As for the rest of the trail? It's quite scenic. Beautiful forest and mountain views. Sheer drops off to the east that are steep enough I'd need a topo map to tell you how far they drop, and equally steep mountain on the west side. Coal baron Rend built the trail in 1901-1904 for $350,000, and it's no wonder it cost so much, it's a small wonder the trail exists at all. Many rail lines have small areas that are challenging, more so in West Virginia, but on this one pretty much the whole route would be challenging to build.
Thus, TrailLink is correct that this is, technically, a rail-trail. But the farther you get from the southern trailhead, the less it feels like one. It gets narrower, eventually becoming a singletrack through a short meadow before opening up a bit before the closed trestle. It's also about 240 feet of elevation gain from the base to the closed trestle, which is officially 1.27 miles. The plus side is that you could likely coast most of the way back, but it's definitely rougher than the nice, crushed-limestone covered rail trail you may be expecting if you've ridden the Greenbrier River Trail.
There's also a Church "Loop" trail that you can hike from the Rend Trail, which takes you to the Thurmond Baptist Church, which from the exterior appears to be in fairly good condition for being in the middle of the woods. I put the "Loop" in quotes since I couldn't figure out how to make a loop out of it. It is definitely not bike-accessible, and still has some trees down across the trail from the hurricane last fall.
In summary, this trail is best combined with exploring Thurmond, and perhaps some of the other short, nearby trails. Expect some work but also some nice scenery, and you'll likely ride away happy.

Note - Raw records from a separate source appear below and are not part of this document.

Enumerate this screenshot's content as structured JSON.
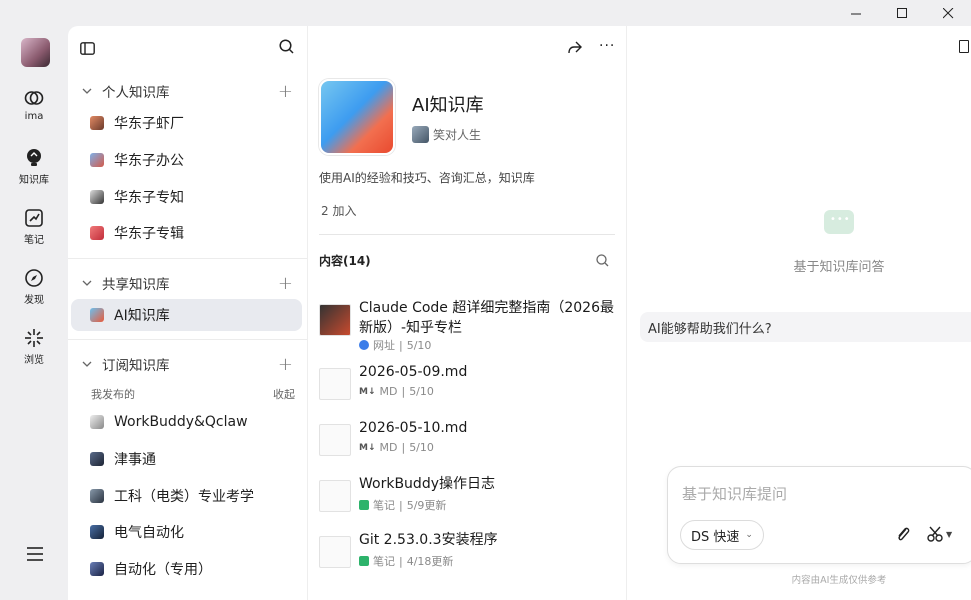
{
  "window": {
    "minimize": "—",
    "maximize": "☐",
    "close": "✕"
  },
  "rail": {
    "items": [
      {
        "label": "ima"
      },
      {
        "label": "知识库"
      },
      {
        "label": "笔记"
      },
      {
        "label": "发现"
      },
      {
        "label": "浏览"
      }
    ]
  },
  "sidebar": {
    "sections": {
      "personal": {
        "title": "个人知识库"
      },
      "shared": {
        "title": "共享知识库"
      },
      "subscribed": {
        "title": "订阅知识库"
      }
    },
    "personal_items": [
      "华东子虾厂",
      "华东子办公",
      "华东子专知",
      "华东子专辑"
    ],
    "shared_items": [
      "AI知识库"
    ],
    "subscribed_sub": {
      "label": "我发布的",
      "action": "收起"
    },
    "subscribed_items": [
      "WorkBuddy&Qclaw",
      "津事通",
      "工科（电类）专业考学",
      "电气自动化",
      "自动化（专用）"
    ]
  },
  "knowledge_base": {
    "title": "AI知识库",
    "author": "笑对人生",
    "description": "使用AI的经验和技巧、咨询汇总，知识库",
    "joined": "2 加入",
    "content_header": "内容(14)",
    "documents": [
      {
        "title": "Claude Code 超详细完整指南（2026最新版）-知乎专栏",
        "type": "网址",
        "date": "5/10"
      },
      {
        "title": "2026-05-09.md",
        "type": "MD",
        "date": "5/10"
      },
      {
        "title": "2026-05-10.md",
        "type": "MD",
        "date": "5/10"
      },
      {
        "title": "WorkBuddy操作日志",
        "type": "笔记",
        "date": "5/9更新"
      },
      {
        "title": "Git 2.53.0.3安装程序",
        "type": "笔记",
        "date": "4/18更新"
      }
    ]
  },
  "chat": {
    "empty_text": "基于知识库问答",
    "suggestion": "AI能够帮助我们什么?",
    "input_placeholder": "基于知识库提问",
    "model": "DS 快速",
    "footnote": "内容由AI生成仅供参考"
  },
  "colors": {
    "active_bg": "#e8eaef",
    "accent_green": "#2db36b",
    "web_blue": "#3b7de9"
  }
}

We did a 39.1 mile ride on the Elk River Rail trail last Friday and it was decent. TrailLink states that the trail starts at Duck in the north but it is actually surfaced from Frametown to the north. We first checked the trail at Gassaway which the Elk River Trail Foundation Facebook page said it was open to. The surface from Gassaway to Frametown is pretty rough gravel so we skipped that part. We rode from Frametown to Ivydale and back. The trail is surfaced with fine packed limestone gravel and overall is decent. There are drainage issues that have created some small ruts at places but nothing terrible. All the bridges are nicely decked. The Elk River flows alongside the trail and is a pleasant, pretty river. As far as trailside amenities the only thing in this section are two new restrooms. There are no benches, pavilions or such. There is a small store at Duck that was open but we did not stop. At Ivydale we met a state park ranger who said the trail from Harland to Duck was now part of the state park system and they were working on upgrades and indicated benches would be part of that. He also said the trail would eventually extend through Gassaway up to somewhere around Burnsville. The ride was decent but I would not go out of my way to ride this trail - at least not yet. If you're in the area and want to ride, go for it. There's nothing else nearby. Hopefully, improvements will continue and this trail will only get better.
I started on Mollies Run rd side and initially couldn’t see the trail because there’s no parking. It’s residential area but there was a church (also really no parking) but i went ahead and parked at the church. First mile was a bit eerie because it was early I guess and no one else was on it. After a mile , i got to a busier side by the police and fire dept. I ran it 3 miles in and 3 miles back before some elevation. I enjoyed the run overall.
I’ve walked every section of this trail, morning and evening. Early mornings are great, both for light on the Kanawha River, and for having it to yourself. I look forward to the day when this trail connects to the Elk River Rail Trail, and other long distance trails.